Though credit unions and some non-governmental organisations help farmers to obtain small loans, Adebayo observed that the funding level was still poor to spearhead agricultural transformation.
He urged the government to give enough allocation in the budget for agriculture that will boost farm growth and appeal to the rural farmers.
Such budgets, according to him, should consider irrigation projects, increasing investments in rural roads to help farmers get produce to market and ensure all the country’s villages had electricity.
Kola Adebayo referred to the commitment made by the African Heads of State to allocate at least 10 per cent of their respective national budgets to agriculture (Maputo Declaration). Unfortunately, he observed that Nigeria has not respected the pledge as there has been reduction in budgetary commitments to the agricultural sector.

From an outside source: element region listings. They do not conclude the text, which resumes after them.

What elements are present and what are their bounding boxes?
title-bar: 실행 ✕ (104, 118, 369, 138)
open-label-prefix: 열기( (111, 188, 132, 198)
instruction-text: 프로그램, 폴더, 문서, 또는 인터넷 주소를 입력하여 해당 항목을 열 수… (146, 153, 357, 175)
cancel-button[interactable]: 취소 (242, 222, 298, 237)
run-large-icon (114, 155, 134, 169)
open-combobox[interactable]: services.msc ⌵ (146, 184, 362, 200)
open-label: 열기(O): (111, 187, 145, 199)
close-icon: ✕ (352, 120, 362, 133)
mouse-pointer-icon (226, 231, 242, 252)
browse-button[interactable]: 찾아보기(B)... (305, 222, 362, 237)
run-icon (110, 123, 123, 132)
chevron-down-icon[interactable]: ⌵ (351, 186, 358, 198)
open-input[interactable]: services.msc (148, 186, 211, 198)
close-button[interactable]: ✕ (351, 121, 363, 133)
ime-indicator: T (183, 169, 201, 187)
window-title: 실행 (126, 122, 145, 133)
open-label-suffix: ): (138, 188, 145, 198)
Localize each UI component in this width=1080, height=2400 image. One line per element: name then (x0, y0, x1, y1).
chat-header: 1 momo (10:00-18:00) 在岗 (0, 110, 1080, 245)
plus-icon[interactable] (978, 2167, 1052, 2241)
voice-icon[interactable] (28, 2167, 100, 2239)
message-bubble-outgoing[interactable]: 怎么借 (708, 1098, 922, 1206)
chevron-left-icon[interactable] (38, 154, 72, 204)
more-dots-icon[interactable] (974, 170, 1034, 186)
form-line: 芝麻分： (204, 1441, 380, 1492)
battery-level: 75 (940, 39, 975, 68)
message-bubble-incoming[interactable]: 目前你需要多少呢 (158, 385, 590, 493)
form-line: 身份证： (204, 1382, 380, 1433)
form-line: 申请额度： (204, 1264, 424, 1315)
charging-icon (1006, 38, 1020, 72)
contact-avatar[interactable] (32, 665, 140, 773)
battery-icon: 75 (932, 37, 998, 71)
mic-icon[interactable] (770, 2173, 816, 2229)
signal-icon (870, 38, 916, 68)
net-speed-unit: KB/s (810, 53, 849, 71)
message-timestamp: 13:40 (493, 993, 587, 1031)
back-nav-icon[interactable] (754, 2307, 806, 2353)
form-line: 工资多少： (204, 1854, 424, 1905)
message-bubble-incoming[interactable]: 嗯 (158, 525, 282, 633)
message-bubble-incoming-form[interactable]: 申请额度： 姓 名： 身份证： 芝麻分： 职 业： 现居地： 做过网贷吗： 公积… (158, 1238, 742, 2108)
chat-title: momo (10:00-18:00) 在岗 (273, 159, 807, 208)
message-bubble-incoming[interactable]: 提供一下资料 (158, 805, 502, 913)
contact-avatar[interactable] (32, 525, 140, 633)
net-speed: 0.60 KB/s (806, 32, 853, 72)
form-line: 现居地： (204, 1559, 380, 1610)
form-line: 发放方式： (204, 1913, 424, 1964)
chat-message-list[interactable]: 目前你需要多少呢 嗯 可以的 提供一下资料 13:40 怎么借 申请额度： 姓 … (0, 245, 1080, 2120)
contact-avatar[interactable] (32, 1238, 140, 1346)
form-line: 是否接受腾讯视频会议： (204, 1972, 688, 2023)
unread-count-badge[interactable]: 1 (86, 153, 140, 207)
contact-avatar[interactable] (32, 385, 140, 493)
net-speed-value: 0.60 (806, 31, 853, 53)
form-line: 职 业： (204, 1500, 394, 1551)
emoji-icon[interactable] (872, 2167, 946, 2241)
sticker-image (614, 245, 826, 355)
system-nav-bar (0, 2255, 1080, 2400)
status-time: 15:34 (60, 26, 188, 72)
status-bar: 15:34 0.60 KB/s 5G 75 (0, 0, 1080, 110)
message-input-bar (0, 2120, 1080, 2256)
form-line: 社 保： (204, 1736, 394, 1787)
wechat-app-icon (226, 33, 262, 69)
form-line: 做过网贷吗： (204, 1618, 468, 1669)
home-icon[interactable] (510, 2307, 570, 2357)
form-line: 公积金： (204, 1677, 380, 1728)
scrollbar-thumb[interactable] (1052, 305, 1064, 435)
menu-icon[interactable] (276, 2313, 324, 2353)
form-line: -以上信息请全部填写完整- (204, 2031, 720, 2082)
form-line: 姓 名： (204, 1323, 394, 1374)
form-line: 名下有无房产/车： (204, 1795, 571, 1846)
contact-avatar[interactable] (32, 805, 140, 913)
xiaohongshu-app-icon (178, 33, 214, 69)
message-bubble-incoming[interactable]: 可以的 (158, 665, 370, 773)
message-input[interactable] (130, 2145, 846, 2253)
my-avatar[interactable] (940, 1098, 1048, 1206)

While provision of affordable financial services to the rural population was critical in the development strategy, Adebayo counselled that government and the financial institutions partner with farmers’ organisations when disbursing money to them to reduce risks and defaults in repayment.
He urged funding agencies to commit to a concrete, measurable target for increasing agricultural productivity and to support a system of public score cards to maximise transparency for farmers organisations they support.
He called for the establishment of local banks and institutions to provide agricultural credit at grass root level and to encourage the cooperative societies’ structure in the country.
The Provost, Federal College of Agriculture, (FECA), Dr Samson Odedina urged the government, development agencies and other donors to develop a sound and sustainable agri/rural financial sector in the country.
Odedina sought more investments in the rural areas to give farmers a sustainable means of livelihood and increase employment opportunities. The ultimate goal, he maintained, is to improve the farmers’ productivity, quality and security of their produce.